La presentazione ad Alice nella città
RIP non è la classica commedia italiana, ma nasconde qualcosa di più. Sono quindi curiosa di vedere il responso del pubblico.
Credo abbia qualcosa di particolare che può in qualche modo incuriosire soprattutto rispetto alla varietà di generi e di tempi alla quale facevi riferimento prima che investe tante persone come pubblico. E poi è vero che non rientra proprio nello schema tradizionale della commedia italiana. Può essere ben accolto perché è sicuramente una ventata di novità e una bella folata in un momento di caldo estivo. Intanto siamo ad Alice nella città sperando che sia una bella vetrina, poi andiamo subito in sala con tre anteprime e poi uscirà ufficialmente il 23 ottobre.
Spero che questo passaggio ad Alice lo promuova a tutti gli effetti, per tutti i motivi che abbiamo elencato e per il lavoro fatto da tutti voi interpreti.
Ti ringrazio e credo che la forza di questo film sia stato proprio il gruppo. Per quanto mi riguarda è stata una di quelle esperienze che veramente succedono poche volte nella vita di un attore, come una compagnia teatrale.

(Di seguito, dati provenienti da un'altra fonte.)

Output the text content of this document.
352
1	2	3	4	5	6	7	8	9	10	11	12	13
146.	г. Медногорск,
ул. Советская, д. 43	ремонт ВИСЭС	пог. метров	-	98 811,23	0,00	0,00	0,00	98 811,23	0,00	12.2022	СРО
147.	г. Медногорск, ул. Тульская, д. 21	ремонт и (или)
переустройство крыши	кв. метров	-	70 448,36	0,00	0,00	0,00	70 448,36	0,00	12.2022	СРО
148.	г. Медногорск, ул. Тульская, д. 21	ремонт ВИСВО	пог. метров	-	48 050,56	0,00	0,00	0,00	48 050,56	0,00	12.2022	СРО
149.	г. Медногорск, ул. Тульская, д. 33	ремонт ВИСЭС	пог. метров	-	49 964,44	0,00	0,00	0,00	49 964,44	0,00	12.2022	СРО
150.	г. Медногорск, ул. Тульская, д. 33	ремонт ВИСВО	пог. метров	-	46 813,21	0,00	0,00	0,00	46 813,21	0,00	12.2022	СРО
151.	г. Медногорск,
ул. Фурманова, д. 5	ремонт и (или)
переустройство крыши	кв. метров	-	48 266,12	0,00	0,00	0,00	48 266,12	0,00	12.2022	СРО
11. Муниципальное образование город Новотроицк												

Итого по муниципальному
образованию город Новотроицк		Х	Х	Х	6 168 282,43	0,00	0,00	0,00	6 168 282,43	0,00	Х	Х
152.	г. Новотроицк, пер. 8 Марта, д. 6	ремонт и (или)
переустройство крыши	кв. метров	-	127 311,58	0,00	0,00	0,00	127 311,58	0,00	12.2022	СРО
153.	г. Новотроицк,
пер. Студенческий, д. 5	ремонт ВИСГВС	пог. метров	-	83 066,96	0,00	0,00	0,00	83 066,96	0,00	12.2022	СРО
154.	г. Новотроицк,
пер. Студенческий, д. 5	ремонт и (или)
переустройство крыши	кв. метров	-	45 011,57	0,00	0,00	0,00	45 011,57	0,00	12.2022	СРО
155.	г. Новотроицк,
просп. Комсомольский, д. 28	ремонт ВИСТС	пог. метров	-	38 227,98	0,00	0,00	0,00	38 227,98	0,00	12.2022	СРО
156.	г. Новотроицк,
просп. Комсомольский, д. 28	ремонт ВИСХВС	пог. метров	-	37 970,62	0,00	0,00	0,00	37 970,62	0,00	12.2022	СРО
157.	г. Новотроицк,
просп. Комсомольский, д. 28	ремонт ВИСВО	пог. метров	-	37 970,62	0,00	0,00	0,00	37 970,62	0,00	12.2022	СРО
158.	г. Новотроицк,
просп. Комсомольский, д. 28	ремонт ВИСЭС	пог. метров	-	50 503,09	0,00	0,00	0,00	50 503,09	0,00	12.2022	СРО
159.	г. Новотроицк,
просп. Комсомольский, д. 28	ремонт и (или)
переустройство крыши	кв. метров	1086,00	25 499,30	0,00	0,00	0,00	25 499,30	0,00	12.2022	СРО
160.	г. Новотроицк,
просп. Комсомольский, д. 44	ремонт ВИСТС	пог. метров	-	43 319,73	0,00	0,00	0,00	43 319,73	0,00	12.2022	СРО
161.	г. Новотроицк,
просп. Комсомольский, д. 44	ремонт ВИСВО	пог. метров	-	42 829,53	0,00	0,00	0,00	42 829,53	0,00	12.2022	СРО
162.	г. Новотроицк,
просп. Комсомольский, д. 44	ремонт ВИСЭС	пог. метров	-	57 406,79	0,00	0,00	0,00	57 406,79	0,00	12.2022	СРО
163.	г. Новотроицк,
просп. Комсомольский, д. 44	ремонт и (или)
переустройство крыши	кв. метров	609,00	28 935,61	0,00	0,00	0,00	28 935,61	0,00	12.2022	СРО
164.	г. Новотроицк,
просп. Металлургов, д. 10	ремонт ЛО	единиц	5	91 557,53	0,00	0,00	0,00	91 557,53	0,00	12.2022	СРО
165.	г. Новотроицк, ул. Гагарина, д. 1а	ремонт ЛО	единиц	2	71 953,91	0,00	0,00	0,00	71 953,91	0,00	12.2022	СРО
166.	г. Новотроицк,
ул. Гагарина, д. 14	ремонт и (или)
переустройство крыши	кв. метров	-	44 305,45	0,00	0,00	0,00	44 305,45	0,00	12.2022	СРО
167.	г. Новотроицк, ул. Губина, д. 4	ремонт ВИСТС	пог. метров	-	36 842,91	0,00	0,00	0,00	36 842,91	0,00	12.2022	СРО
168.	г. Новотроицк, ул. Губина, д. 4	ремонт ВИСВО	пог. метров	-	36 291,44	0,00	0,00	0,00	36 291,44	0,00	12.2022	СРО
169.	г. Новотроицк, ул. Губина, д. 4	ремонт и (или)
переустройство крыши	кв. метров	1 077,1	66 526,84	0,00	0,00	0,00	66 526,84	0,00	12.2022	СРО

Mi è sembrato veramente di tornare ai tempi di quando facevo teatro e si instauravano questi rapporti meravigliosi con il cast e con i registi. Ancora adesso siamo un gruppo unito perché ci siamo proprio divertiti tanto che adesso sono già nate altre idee, altri soggetti da sviluppare, molti dei quali anche già in parte sviluppati che vorremmo riuscire a fare insieme perché c’è stata come una scintilla da cui poi è nato questo meraviglioso incendio.